Pratiche INAIL
Denuncia all'INAIL (ex ISPESL) dei generatori di calore con potenza superiore a 35 kW.
Gestione delle pratiche INAIL per la messa in servizio e la verifica periodica di apparecchi a pressione, generatori e impianti soggetti a denuncia.
In cosa consiste
La denuncia dei generatori di calore all'INAIL (precedentemente ISPESL - Istituto Superiore per la Prevenzione e la Sicurezza del Lavoro, soppresso nel 2010 e le cui competenze sono state assorbite dall'INAIL) consiste in una serie di documenti tecnici relativi agli impianti termici ad acqua calda, sia esistenti sia di nuova installazione, aventi una potenza superiore a 35 kW (circa 30.000 kcal/h).
Procedura ed esito
Dopo l'installazione di un nuovo impianto, un tecnico professionista viene incaricato di redigere la documentazione obbligatoria - schema dell'impianto, moduli e dichiarazioni e istanza di esame - e di trasmetterla all'INAIL competente di zona, che provvede alla valutazione delle carte e al sopralluogo per la verifica dell'impianto.
Al termine delle ispezioni viene rilasciato il "libretto di centrale", un documento che contiene tutte le specifiche tecniche dell'impianto e che deve essere conservato presso l'edificio dal responsabile dell'impianto termico, aggiornato con tutte le modifiche eventualmente apportate.
Quando serve
- Nuova installazione di un impianto termico ad acqua calda con potenza superiore a 35 kW.

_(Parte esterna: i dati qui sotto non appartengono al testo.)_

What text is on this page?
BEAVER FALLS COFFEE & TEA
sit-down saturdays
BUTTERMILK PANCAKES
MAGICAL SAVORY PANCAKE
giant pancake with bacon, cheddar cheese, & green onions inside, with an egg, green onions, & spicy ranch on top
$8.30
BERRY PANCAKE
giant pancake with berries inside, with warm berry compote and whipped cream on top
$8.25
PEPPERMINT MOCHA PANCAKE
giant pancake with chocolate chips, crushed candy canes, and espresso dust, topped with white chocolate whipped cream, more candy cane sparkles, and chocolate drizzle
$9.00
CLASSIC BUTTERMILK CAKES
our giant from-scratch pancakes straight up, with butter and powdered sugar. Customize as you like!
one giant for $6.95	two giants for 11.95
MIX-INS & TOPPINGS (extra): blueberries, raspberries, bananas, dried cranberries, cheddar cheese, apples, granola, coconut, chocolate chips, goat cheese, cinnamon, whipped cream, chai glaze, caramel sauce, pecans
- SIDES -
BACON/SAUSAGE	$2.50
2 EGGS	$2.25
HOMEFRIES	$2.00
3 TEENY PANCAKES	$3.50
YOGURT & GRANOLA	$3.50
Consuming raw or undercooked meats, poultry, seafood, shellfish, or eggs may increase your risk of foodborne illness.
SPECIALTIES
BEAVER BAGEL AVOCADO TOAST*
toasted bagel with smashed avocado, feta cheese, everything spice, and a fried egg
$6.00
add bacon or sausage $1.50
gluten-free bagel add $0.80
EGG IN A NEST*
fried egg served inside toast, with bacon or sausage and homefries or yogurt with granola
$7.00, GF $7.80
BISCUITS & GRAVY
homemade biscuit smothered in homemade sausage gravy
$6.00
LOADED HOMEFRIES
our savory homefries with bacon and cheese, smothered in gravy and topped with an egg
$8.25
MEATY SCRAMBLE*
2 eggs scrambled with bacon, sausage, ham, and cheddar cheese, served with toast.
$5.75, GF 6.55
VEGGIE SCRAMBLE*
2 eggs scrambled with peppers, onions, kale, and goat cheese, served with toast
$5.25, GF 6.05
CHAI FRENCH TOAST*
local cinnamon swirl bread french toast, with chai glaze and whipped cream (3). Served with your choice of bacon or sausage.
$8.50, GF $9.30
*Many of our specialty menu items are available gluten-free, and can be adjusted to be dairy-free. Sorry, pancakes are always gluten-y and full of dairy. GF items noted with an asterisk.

- Modifiche sostanziali a impianti esistenti già soggetti a denuncia.
- Verifiche periodiche di legge sugli apparecchi soggetti.
- Voltura per cambio di titolare o di ubicazione dell'apparecchio.
Riferimenti normativi
- D.M. 1° dicembre 2004 n. 329 (apparecchi a pressione).
- D.P.R. 462/2001 (verifiche su impianti elettrici di messa a terra e protezione contro le scariche atmosferiche).
- D.Lgs. 81/2008 (testo unico sulla salute e sicurezza sul lavoro).